When possible, try to stick to your normal routine. Sleep is a big factor for many of us living with migraine. Set yourself up for success by trying to avoid late nights or sleeping in late and sticking to your normal schedule as much as possible.
If anyone gives you a hard time for “being boring” for going to bed early, try to use this as a moment to educate the ones around you about what it is like to live with migraine.
If you are visiting relatives or friends over the holidays, try to advocate for yourself in advance and ask for any accommodations that may help you manage migraine during your visit. For example, if flashing lights are a trigger for you, ask in advance if they could put the decorative lights on a steady or even dimmed setting.

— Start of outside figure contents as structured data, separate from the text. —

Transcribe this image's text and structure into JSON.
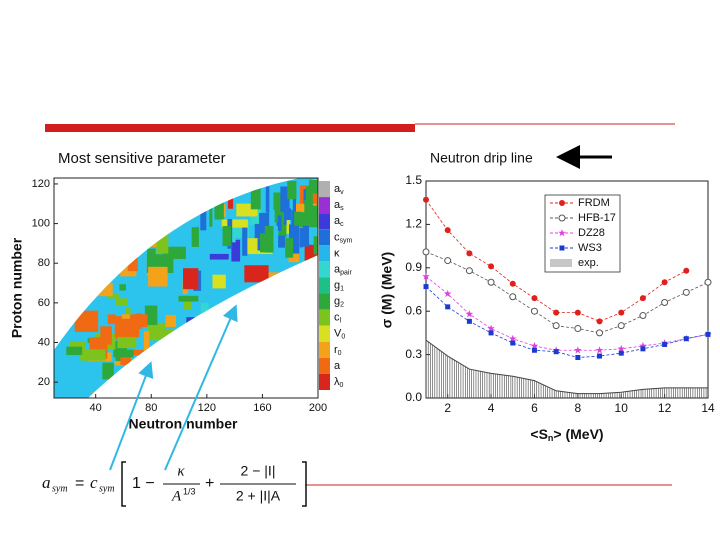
{
  "left_caption": "Most sensitive parameter",
  "right_caption": "Neutron drip line",
  "formula": {
    "lhs": "a",
    "lhs_sub": "sym",
    "eq": "=",
    "c": "c",
    "c_sub": "sym",
    "one": "1 −",
    "kappa": "κ",
    "denom": "A",
    "denom_exp": "1/3",
    "plus": "+",
    "num2": "2 − |I|",
    "den2": "2 + |I|A"
  },
  "chart_data": [
    {
      "type": "heatmap",
      "x_label": "Neutron number",
      "y_label": "Proton number",
      "xlim": [
        10,
        200
      ],
      "xticks": [
        40,
        80,
        120,
        160,
        200
      ],
      "ylim": [
        12,
        123
      ],
      "yticks": [
        20,
        40,
        60,
        80,
        100,
        120
      ],
      "colorbar": [
        {
          "base": "a",
          "sub": "v",
          "color": "#b0b0b0"
        },
        {
          "base": "a",
          "sub": "s",
          "color": "#9a2fd6"
        },
        {
          "base": "a",
          "sub": "c",
          "color": "#3b3bd9"
        },
        {
          "base": "c",
          "sub": "sym",
          "color": "#1e6fd8"
        },
        {
          "base": "κ",
          "sub": "",
          "color": "#27b6ec"
        },
        {
          "base": "a",
          "sub": "pair",
          "color": "#34d6d0"
        },
        {
          "base": "g",
          "sub": "1",
          "color": "#1fbf88"
        },
        {
          "base": "g",
          "sub": "2",
          "color": "#2ea83a"
        },
        {
          "base": "c",
          "sub": "l",
          "color": "#7cc41d"
        },
        {
          "base": "V",
          "sub": "0",
          "color": "#d8e020"
        },
        {
          "base": "r",
          "sub": "0",
          "color": "#f3a21a"
        },
        {
          "base": "a",
          "sub": "",
          "color": "#ef6a12"
        },
        {
          "base": "λ",
          "sub": "0",
          "color": "#d8261c"
        }
      ]
    },
    {
      "type": "line",
      "x_label": {
        "text": "<S",
        "sub": "n",
        "tail": "> (MeV)"
      },
      "y_label": "σ (M) (MeV)",
      "xlim": [
        1,
        14
      ],
      "xticks": [
        2,
        4,
        6,
        8,
        10,
        12,
        14
      ],
      "ylim": [
        0,
        1.5
      ],
      "yticks": [
        {
          "value": 0,
          "label": "0.0"
        },
        0.3,
        0.6,
        0.9,
        1.2,
        1.5
      ],
      "series": [
        {
          "name": "FRDM",
          "color": "#e0201c",
          "marker": "circle-filled",
          "x": [
            1,
            2,
            3,
            4,
            5,
            6,
            7,
            8,
            9,
            10,
            11,
            12,
            13
          ],
          "values": [
            1.37,
            1.16,
            1.0,
            0.91,
            0.79,
            0.69,
            0.59,
            0.59,
            0.53,
            0.59,
            0.69,
            0.8,
            0.88
          ]
        },
        {
          "name": "HFB-17",
          "color": "#555555",
          "marker": "circle-open",
          "x": [
            1,
            2,
            3,
            4,
            5,
            6,
            7,
            8,
            9,
            10,
            11,
            12,
            13,
            14
          ],
          "values": [
            1.01,
            0.95,
            0.88,
            0.8,
            0.7,
            0.6,
            0.5,
            0.48,
            0.45,
            0.5,
            0.57,
            0.66,
            0.73,
            0.8
          ]
        },
        {
          "name": "DZ28",
          "color": "#e040e0",
          "marker": "star",
          "x": [
            1,
            2,
            3,
            4,
            5,
            6,
            7,
            8,
            9,
            10,
            11,
            12,
            13,
            14
          ],
          "values": [
            0.84,
            0.72,
            0.58,
            0.48,
            0.41,
            0.36,
            0.33,
            0.33,
            0.33,
            0.34,
            0.36,
            0.38,
            0.41,
            0.44
          ]
        },
        {
          "name": "WS3",
          "color": "#1a3ad0",
          "marker": "square",
          "x": [
            1,
            2,
            3,
            4,
            5,
            6,
            7,
            8,
            9,
            10,
            11,
            12,
            13,
            14
          ],
          "values": [
            0.77,
            0.63,
            0.53,
            0.45,
            0.38,
            0.33,
            0.32,
            0.28,
            0.29,
            0.31,
            0.34,
            0.37,
            0.41,
            0.44
          ]
        },
        {
          "name": "exp.",
          "color": "#444444",
          "marker": "hatch",
          "x": [
            1,
            2,
            3,
            4,
            5,
            6,
            7,
            8,
            9,
            10,
            11,
            12,
            13,
            14
          ],
          "values": [
            0.4,
            0.29,
            0.2,
            0.17,
            0.15,
            0.12,
            0.05,
            0.03,
            0.03,
            0.04,
            0.06,
            0.07,
            0.07,
            0.07
          ]
        }
      ]
    }
  ]
}
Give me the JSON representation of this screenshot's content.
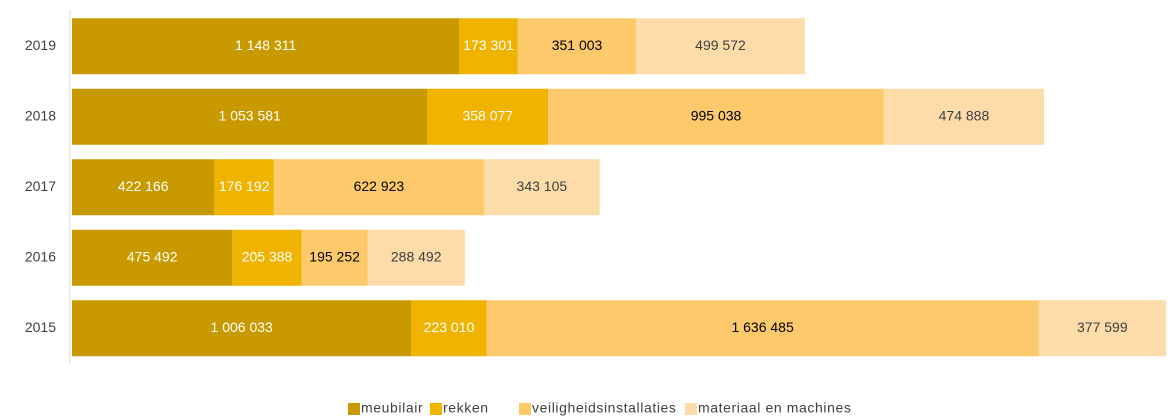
{
  "chart_data": {
    "type": "stacked-barh",
    "categories": [
      "2019",
      "2018",
      "2017",
      "2016",
      "2015"
    ],
    "series": [
      {
        "name": "meubilair",
        "color": "#c89a00",
        "values": [
          1148311,
          1053581,
          422166,
          475492,
          1006033
        ],
        "value_labels": [
          "1 148 311",
          "1 053 581",
          "422 166",
          "475 492",
          "1 006 033"
        ]
      },
      {
        "name": "rekken",
        "color": "#f0b400",
        "values": [
          173301,
          358077,
          176192,
          205388,
          223010
        ],
        "value_labels": [
          "173 301",
          "358 077",
          "176 192",
          "205 388",
          "223 010"
        ]
      },
      {
        "name": "veiligheidsinstallaties",
        "color": "#fdc96a",
        "values": [
          351003,
          995038,
          622923,
          195252,
          1636485
        ],
        "value_labels": [
          "351 003",
          "995 038",
          "622 923",
          "195 252",
          "1 636 485"
        ]
      },
      {
        "name": "materiaal en machines",
        "color": "#fddcaa",
        "values": [
          499572,
          474888,
          343105,
          288492,
          377599
        ],
        "value_labels": [
          "499 572",
          "474 888",
          "343 105",
          "288 492",
          "377 599"
        ]
      }
    ],
    "legend": "bottom"
  }
}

Similarly, if there are certain foods that trigger attacks for you, let the host know in advance and offer to bring alternatives or snacks that are safe for you.
If strong scents are a big no-no for you, kindly ask that people refrain from wearing perfume or aftershave and take a moment to explain why. Asking people for accommodations in advance can really help eliminate the stress and make everyone feel much more relaxed on the day.
Going at your own pace, and resting when you need to, are important when trying to avoid a flare. Listen to your body and try to pace yourself with activities. If you need to sit out on an activity or from going to a party or drinks in the evening, remember that this is OK.
You’re doing the best you can.
If you are visiting friends or family for the day, ask if there is a room you can use if you need to take a break and rest. Family or friend gatherings can be so much fun but are often noisy and high energy, especially when children are around.
You don’t need to shimmy down the fire escape, but having an exit plan for if an attack strikes can be reassuring. Many of us living with migraine fear that we will get an attack while away from the safety of our own homes. It is a great idea to have a plan for if this happens.
An exit plan could involve asking someone to drive you home or explaining where your migraine tool kit is and what they can bring you to help.
Asking for help isn’t always easy, but it’s so important to speak up so that you can help others help you manage migraine.
Navigating the bustle and change of pace that can come with the holiday season can be stressful if you live with migraine. These tips can help you manage migraine while making the most of the joyful time of year.
From one person living with migraine to another, I wish you all a joyful, low pain, and symptom-free holiday season.